[This was originally published on attrition.org. This is a rebuttal piece to eBay’s Sub-Domains Vulnerable to XSS …again (2010-08-27) by @wh1t3rabbit (Rafal Los).]
Sometimes, old attack vectors re-appear in places we wouldn’t expect as security professionals. The re-emergence of XSS (Cross-Site Scripting) on eBay’s domains isn’t something you’d expect to see from a company that works so hard to rid their site(s) of one of the most common web-borne vulnerabilities. So why does it happen?
Yes, why does it happen?
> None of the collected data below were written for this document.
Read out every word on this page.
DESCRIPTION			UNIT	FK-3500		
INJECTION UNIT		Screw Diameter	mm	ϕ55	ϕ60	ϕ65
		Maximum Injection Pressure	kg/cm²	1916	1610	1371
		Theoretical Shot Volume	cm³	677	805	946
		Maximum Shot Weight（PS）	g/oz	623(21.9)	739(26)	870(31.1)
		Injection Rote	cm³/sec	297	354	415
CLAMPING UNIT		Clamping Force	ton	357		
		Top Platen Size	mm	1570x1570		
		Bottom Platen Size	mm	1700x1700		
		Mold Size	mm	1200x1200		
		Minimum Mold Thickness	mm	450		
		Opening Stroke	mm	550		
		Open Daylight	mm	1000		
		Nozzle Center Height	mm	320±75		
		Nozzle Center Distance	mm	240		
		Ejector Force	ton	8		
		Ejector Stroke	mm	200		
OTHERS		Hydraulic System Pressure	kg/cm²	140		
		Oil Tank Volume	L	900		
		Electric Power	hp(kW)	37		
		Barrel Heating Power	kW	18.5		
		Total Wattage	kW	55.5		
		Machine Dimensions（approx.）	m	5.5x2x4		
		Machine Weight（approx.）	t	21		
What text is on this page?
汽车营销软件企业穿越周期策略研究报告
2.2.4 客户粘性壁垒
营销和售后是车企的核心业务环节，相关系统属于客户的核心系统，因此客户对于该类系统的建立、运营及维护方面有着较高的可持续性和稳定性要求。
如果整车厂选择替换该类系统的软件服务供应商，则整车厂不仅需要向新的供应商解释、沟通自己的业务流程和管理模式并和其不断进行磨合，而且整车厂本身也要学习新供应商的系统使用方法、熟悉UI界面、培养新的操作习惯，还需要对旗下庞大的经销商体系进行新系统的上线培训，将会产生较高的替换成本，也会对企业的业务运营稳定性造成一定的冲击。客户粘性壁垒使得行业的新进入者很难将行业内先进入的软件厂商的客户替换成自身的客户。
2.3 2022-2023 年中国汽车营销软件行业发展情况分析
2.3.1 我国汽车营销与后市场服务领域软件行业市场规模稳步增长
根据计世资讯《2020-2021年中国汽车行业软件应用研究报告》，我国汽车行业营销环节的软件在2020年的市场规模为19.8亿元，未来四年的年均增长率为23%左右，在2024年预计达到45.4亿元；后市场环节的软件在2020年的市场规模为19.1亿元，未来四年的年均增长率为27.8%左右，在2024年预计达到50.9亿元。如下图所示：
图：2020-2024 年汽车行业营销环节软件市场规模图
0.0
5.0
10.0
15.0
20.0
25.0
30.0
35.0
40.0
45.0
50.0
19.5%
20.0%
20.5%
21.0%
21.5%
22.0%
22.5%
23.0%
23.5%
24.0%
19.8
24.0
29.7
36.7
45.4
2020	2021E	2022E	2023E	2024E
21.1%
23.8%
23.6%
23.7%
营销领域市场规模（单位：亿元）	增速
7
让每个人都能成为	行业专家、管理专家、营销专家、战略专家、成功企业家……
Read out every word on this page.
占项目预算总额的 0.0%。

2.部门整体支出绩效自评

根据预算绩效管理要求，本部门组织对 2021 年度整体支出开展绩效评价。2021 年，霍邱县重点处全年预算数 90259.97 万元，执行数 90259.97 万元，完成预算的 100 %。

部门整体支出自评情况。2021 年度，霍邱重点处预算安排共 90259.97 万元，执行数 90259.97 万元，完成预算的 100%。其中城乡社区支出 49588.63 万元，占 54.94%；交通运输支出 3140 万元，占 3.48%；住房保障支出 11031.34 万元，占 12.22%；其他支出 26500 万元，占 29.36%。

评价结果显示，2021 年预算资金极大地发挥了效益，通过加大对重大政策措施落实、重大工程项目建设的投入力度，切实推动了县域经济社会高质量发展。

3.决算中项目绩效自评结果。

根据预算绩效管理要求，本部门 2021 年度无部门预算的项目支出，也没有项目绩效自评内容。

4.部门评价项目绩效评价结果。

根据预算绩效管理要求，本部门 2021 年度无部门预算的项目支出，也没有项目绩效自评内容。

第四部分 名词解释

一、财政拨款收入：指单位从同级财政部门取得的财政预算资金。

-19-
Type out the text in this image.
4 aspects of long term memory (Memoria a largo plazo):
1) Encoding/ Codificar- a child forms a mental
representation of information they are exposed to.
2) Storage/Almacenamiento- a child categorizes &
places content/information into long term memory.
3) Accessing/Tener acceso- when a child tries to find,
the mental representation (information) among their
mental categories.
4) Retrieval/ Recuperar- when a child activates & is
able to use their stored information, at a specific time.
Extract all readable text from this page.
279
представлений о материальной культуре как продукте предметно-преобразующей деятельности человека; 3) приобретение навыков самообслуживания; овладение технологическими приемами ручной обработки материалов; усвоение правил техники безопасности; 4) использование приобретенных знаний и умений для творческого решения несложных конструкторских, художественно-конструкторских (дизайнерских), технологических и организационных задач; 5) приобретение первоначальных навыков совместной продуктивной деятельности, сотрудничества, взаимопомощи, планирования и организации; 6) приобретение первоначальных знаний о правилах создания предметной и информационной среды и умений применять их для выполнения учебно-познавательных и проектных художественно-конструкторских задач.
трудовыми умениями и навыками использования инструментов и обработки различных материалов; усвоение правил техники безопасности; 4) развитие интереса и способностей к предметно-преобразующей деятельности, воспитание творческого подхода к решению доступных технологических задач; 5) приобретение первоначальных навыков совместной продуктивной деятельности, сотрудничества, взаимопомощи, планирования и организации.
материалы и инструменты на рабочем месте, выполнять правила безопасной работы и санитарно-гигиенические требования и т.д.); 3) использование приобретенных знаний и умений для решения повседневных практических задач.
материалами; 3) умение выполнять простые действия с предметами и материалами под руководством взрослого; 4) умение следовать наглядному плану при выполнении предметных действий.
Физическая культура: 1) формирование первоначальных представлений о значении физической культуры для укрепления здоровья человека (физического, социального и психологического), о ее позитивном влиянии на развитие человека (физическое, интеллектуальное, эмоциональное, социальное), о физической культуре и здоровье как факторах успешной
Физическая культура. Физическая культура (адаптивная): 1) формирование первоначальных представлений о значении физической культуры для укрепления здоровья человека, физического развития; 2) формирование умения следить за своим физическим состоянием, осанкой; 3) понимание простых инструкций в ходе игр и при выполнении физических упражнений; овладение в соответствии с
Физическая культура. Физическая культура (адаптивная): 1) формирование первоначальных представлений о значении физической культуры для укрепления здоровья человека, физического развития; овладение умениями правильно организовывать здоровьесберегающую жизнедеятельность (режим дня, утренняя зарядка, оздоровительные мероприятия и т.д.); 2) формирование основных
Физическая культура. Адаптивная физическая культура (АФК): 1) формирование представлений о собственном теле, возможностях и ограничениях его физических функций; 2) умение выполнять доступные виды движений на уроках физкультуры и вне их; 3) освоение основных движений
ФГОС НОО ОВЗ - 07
Searching xssed.com for “hp.com” shows 15 results for hp.com and subdomains. Three of those are in the main http://www.hp.com site, reported on 12/02/2012, 23/07/2009, and 03/04/2008. If only HP had access to a web app scanner and some source code auditing software! Remember, glass houses, throwing stones, and white rabbits.
The attacks are even of the super-basic <script>alert(‘XSS’)</script> variety which every web application security scanner on the planet should find by now.
You mean like the 23/07/2009 defacement of www.hp.com or the 03/04/2008 defacement of www.hp.com that each used the super-basic variety, which every security scanner on the planet should find by now?
So what’s the problem? Clearly you won’t find many people who will say that eBay doesn’t take their security seriously. My educated guess, based on what other companies I’ve worked with have experienced, is that the main domain gets all the attention and everything else is just secondary.
That certainly explains why the h30429.www3, h41174.www4, h30406.www3, www12.itrc, h41111.www4, www11.itrc, h30267.www3, invent9k.external, and h30046.www3 sub-domains of HP were ignored perhaps. But why were docs, search, and licensing vulnerable? Those are fairly significant domains in the world of HP you’d think.
Of course, this is all speculative but I suspect there is a good bit of truth here. You know what I’m talking about because as you read this you’re probably facing the same problem.
Perhaps, but YOU and HP are facing the same problem.
The true solution comes from understanding how information security best practice (the kind that will actually help reduce risks) can be woven into the fabric of the business model and existing SDLs. The solution involves education, process development, organizational change, risk management, and yes – it involves tools and automation. It’s about ALM. If you’re not working with all those components – good luck.
Can we then infer that HP is not working with all of those components?